Bek sekaligus kapten tim nasional Indonesia, Jay Idzes, menarik perhatian banyak pihak menjelang pertandingan Sassuolo melawan Juventus yang akan berlangsung pada pekan keempat Serie A 2026/2027.
Pertarungan seru ini dijadwalkan digelar di Mapei Stadium pada Senin, 14 September 2026, dini hari WIB. Jay Idzes berpotensi kembali menempati posisi utama di lini belakang Sassuolo setelah tampil penuh dalam dua laga terakhir timnya.
Pemain berusia 25 tahun ini berkontribusi signifikan dalam membantu Sassuolo meraih kemenangan 2-1 atas Torino pada pekan kedua. Setelahnya, ia juga kembali diturunkan saat Sassuolo bermain imbang 2-2 melawan Bologna.
Meskipun Sassuolo gagal mempertahankan keunggulan yang mereka miliki hingga akhir pertandingan, penampilan Jay Idzes tetap mendapat pengakuan positif. Salah satu komentar datang dari jurnalis Sassuolo News, Sarah Comotto.
Comotto menekankan bahwa kemampuan Jay Idzes dalam membaca permainan sangat mengesankan, karena ia mampu mengantisipasi situasi berbahaya sebelum berubah menjadi peluang bagi lawan.
“Jay Idzes memiliki kecepatan dalam membaca situasi, memposisikan dirinya dengan tepat di jalur bola, dan mampu menggagalkan peluang yang hampir menjadi gol. Ini menunjukkan mengapa Alberto Aquilani merasa sulit untuk tidak mengandalkan kehadirannya.
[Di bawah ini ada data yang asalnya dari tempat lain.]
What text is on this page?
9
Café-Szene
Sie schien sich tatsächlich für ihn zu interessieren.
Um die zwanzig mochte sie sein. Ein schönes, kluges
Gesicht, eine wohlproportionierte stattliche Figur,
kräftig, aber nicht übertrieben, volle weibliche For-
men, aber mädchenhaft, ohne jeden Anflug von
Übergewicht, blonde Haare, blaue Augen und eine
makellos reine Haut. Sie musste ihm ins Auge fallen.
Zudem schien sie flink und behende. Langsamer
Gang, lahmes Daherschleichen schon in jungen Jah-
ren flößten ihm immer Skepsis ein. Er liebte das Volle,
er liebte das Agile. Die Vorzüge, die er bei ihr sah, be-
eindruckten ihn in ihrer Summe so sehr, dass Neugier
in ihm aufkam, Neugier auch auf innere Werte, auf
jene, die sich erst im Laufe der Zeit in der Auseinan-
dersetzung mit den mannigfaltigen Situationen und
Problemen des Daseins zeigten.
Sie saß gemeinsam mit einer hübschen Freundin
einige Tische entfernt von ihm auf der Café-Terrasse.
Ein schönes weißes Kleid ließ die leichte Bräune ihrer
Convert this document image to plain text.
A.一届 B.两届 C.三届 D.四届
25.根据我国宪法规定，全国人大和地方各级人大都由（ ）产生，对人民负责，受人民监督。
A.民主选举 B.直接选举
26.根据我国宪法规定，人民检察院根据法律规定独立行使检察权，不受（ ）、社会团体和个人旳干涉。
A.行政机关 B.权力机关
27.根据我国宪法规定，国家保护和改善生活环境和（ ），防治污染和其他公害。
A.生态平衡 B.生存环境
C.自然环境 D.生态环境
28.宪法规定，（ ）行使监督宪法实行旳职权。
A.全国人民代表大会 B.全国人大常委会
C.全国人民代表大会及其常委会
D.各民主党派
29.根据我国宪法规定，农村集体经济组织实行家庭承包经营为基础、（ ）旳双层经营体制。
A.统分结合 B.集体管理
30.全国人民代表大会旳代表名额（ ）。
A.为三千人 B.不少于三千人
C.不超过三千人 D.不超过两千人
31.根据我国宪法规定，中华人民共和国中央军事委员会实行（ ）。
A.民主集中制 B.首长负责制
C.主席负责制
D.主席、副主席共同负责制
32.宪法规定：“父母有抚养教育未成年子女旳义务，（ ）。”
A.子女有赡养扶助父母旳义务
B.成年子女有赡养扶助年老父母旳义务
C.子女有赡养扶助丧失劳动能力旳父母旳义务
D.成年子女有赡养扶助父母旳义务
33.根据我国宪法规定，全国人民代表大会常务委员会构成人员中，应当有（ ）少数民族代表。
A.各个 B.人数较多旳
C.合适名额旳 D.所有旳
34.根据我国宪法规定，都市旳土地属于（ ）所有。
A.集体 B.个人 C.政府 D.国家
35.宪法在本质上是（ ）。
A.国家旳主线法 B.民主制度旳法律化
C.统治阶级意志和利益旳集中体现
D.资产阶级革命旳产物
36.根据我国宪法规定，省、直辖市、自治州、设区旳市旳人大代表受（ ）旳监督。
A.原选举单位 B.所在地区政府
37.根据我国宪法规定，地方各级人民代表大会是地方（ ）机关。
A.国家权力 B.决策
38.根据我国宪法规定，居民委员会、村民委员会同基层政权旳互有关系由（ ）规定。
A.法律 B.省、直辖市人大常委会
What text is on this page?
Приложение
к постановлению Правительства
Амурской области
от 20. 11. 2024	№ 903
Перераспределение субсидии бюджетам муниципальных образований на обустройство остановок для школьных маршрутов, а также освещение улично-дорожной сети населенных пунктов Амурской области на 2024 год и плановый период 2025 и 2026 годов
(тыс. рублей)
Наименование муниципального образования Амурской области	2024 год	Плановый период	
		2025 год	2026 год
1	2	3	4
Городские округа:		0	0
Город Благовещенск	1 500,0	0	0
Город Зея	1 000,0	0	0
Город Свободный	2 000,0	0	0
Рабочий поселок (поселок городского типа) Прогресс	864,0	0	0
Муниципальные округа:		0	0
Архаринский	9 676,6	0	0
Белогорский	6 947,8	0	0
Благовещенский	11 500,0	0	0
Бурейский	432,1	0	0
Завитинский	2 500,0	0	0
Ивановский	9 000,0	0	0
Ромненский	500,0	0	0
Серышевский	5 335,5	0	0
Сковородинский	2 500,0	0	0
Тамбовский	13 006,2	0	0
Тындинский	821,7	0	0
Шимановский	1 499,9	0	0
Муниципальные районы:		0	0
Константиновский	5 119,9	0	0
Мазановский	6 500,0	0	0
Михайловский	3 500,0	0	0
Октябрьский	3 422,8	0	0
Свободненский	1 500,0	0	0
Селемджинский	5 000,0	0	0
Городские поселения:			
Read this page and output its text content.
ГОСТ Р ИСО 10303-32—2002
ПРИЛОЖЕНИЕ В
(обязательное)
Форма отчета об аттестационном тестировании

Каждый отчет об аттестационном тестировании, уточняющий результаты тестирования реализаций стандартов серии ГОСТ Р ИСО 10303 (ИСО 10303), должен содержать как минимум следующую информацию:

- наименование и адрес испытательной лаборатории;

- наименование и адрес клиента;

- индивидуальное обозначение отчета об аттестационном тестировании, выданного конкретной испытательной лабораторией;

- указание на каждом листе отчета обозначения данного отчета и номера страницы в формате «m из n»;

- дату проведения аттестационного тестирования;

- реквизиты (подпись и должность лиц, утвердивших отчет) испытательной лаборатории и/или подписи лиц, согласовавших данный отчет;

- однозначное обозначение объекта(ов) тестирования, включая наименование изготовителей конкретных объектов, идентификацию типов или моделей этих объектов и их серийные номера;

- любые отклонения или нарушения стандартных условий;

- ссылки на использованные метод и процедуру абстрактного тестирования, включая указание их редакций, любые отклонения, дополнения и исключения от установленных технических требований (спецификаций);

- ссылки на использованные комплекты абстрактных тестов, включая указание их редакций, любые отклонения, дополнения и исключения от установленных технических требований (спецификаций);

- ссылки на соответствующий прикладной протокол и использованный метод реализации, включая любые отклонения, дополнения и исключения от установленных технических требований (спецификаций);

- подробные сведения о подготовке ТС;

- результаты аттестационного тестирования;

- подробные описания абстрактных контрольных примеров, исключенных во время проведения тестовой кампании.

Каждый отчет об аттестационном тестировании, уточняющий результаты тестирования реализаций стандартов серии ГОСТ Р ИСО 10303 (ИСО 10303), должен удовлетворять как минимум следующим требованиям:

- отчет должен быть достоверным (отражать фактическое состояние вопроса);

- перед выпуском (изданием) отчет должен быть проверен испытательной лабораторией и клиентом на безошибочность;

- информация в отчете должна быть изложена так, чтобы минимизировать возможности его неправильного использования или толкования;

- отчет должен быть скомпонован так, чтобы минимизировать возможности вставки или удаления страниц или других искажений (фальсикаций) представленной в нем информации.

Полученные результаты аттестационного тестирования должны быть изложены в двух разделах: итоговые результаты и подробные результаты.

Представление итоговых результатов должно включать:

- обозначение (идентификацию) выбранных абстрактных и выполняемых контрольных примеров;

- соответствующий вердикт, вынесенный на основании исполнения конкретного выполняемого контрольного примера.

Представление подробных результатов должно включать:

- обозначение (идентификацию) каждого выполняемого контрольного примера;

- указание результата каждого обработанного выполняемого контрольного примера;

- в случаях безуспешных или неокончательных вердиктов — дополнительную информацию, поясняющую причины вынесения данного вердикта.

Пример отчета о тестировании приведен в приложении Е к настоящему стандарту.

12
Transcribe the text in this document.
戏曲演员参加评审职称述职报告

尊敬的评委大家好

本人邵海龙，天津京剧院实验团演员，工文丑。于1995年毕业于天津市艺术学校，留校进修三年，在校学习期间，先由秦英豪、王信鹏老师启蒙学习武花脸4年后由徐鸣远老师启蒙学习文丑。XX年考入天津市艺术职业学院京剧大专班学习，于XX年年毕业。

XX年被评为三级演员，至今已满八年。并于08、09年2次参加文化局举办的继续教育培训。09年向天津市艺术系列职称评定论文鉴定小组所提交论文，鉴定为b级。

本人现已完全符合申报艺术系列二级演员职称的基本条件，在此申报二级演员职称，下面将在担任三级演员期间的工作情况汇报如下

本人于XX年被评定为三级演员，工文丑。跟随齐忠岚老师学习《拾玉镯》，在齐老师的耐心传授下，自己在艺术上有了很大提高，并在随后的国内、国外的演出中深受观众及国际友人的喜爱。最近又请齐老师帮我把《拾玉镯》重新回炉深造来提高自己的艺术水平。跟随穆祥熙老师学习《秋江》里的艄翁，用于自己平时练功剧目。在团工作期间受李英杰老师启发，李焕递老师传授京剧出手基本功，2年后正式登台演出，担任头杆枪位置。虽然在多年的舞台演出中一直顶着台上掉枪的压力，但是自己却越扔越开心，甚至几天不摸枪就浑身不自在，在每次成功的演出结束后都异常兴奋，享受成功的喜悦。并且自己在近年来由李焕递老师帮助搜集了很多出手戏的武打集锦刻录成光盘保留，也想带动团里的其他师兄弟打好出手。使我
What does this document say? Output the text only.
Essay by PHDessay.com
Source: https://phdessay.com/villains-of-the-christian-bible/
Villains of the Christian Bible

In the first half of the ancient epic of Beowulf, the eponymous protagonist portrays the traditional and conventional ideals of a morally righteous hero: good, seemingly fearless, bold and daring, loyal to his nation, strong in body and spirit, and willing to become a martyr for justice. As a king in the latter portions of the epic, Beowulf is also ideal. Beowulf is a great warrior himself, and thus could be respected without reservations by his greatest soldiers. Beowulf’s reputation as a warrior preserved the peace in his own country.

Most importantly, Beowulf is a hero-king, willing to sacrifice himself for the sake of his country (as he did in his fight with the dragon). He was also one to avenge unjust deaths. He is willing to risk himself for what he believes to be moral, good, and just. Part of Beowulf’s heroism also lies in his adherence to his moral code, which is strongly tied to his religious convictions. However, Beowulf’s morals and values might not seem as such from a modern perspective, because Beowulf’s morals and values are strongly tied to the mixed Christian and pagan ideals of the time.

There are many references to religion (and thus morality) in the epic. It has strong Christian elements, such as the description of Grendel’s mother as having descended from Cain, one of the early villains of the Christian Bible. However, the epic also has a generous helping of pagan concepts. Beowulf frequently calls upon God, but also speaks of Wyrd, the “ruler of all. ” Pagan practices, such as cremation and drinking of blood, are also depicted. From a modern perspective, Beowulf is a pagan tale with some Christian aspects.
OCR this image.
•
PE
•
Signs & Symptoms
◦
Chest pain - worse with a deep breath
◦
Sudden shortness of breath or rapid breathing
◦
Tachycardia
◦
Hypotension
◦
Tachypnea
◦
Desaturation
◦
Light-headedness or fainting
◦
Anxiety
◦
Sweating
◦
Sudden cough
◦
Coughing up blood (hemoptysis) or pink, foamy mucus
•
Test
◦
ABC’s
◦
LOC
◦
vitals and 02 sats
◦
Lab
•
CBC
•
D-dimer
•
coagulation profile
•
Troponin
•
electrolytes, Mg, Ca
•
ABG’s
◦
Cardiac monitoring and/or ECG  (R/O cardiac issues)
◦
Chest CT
Ketika Idzes berada di lapangan, Sassuolo dapat bermain dengan lebih tenang,” ungkap Sarah Comotto pada 10 September 2026.
Menurut Comotto, kemampuan ini adalah salah satu alasan mengapa Jay Idzes mulai menjadi bagian tak terpisahkan dari skema pertahanan Sassuolo.
Duetnya dengan Fedde Leysen juga menunjukkan perkembangan yang sangat positif. Meskipun keduanya memiliki karakter yang berbeda, mereka dapat saling melengkapi satu sama lain di lini belakang.
Leysen dikenal lebih agresif dalam melakukan duel dan intersep, sementara Jay Idzes memiliki kemampuan luar biasa dalam membaca pergerakan lawan dan menjaga keseimbangan di lini pertahanan.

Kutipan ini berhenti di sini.